A budget is about more than creating healthy financial habits, its a team building exercise, it reminds us that we are on the same team, money is not the enemy and we working toward the same goal.
Drew is more disciplined when it comes to handling money, and I am more experienced in seeking out good bargains. We can learn wonderful new skills from each other.
5. Set a minimum threshold cost for discussing big expenses
It is important to remain transparent with your partner, but guard against the one who earns less having to ask for permission from the greater earner for every purchase.
In our marriage we have set a threshold amount at which we need to contact the other before we make the purchase and together, we will reach a consensus on the appropriateness of the purchase.
This check in is done out of love, not out of control, and builds on our foundation of trust and respect for one another.
6. Saving with a goal in mind
The reason we had to put our words into action and finally create that budget is because we realised we only had a few months left to save up for a trip for our first year anniversary. By dreaming and goal setting together we can decide what it will take financially to realise our dreams. Honestly I am terrible at saving, that includes saving money to saving space. If there is an gap in my cupboard I wonder how I can fill it. Saving money works the same way. If there is left over, I plan how we can spend it. Which is why we needed concrete goals to save for.
Goal setting should include short term goals for the next few months to a year (such as impending holidays and sticking to our monthly budgets); medium term goals should cater for your one to five year plan and may include considerations such as saving for potential future children and becoming a single-income family, so that I can be a stay at home mom and the reality of relocation costs; and long term goals which include plans for retirement, risky business ventures, catering for elderly family member’s needs, holiday homes etc.
It is vitally important to be on the same page as your partner, working as a team, with the same goals in mind.

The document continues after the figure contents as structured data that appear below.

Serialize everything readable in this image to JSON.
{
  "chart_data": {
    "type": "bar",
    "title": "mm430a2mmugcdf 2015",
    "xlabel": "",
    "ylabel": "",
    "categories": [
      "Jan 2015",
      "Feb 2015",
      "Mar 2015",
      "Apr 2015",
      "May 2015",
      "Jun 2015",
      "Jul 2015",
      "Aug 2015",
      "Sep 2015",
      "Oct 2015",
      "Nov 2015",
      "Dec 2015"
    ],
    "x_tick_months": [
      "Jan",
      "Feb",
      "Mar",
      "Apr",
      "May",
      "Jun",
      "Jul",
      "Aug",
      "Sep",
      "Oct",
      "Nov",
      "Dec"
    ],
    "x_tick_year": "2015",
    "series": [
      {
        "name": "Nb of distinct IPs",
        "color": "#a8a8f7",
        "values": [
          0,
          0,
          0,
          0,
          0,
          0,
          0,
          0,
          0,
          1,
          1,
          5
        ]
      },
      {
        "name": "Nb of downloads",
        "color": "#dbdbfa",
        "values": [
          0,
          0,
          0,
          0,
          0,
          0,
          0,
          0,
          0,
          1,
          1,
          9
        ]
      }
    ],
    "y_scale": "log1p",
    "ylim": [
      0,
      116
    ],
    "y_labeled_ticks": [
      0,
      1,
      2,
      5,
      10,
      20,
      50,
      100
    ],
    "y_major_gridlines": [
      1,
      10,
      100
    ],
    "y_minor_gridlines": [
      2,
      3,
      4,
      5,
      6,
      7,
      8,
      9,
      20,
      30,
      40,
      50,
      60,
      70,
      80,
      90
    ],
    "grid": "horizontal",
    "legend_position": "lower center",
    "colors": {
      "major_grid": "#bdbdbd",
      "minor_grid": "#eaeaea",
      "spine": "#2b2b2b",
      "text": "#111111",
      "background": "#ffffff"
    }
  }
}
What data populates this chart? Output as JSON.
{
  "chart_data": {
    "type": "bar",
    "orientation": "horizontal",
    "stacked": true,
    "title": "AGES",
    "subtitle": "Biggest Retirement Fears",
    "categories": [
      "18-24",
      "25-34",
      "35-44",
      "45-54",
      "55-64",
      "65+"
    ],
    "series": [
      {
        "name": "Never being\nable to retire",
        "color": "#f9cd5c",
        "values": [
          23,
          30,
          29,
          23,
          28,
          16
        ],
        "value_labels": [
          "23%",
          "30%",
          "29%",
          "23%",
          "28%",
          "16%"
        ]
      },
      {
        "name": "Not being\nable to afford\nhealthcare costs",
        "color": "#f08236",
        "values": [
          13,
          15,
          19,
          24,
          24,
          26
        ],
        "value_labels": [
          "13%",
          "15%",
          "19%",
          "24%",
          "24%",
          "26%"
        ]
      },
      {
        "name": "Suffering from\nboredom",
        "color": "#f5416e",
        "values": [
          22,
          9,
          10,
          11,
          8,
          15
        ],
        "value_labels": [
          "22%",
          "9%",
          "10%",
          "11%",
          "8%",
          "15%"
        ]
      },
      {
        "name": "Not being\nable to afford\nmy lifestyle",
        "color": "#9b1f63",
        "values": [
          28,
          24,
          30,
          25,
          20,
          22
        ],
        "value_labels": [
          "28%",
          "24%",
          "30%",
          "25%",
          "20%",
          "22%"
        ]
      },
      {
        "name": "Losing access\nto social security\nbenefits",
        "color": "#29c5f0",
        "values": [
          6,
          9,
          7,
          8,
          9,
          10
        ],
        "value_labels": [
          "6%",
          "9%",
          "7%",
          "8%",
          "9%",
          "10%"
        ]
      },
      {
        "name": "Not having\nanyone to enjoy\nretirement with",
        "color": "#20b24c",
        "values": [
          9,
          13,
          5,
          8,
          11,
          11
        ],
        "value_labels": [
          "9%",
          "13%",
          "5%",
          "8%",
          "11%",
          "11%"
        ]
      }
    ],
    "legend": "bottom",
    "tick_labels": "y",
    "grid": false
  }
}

By dreaming together and committing to achieving these dreams together we are reminding ourselves and each other that money management in a marriage involves both parties working together and sharing responsibilities equally.
As husband and wife, we both need to take part in decision making, budgeting, contributing and bill paying.
7. The Golden Rule: Treat Your Partner the Way you Desire to be Treated
In all matters that concern your marriage treat your partner the way you would like to be treated. Lying, misusing your money, overspending, accusing, punishing, is not welcome in our marriage. Forming good money management habits early on in our marriage is essential.
The way we manage our financial decisions, budgets, spending and conflict should align with our marriage vows, for in all aspects of our marriage we vowed to INVEST IN, to COMMUNICATE OPENLY, to BE HONEST AND TRUE, to be GOOD STEWARDS, to BE WISE, to GIVE, to DREAM AND PLAN TOGETHER, to SHOW SELF CONTROL, to SPEAK LOVE, to be INTENTIONAL, for better and for worse, for richer for poorer, until death do us part.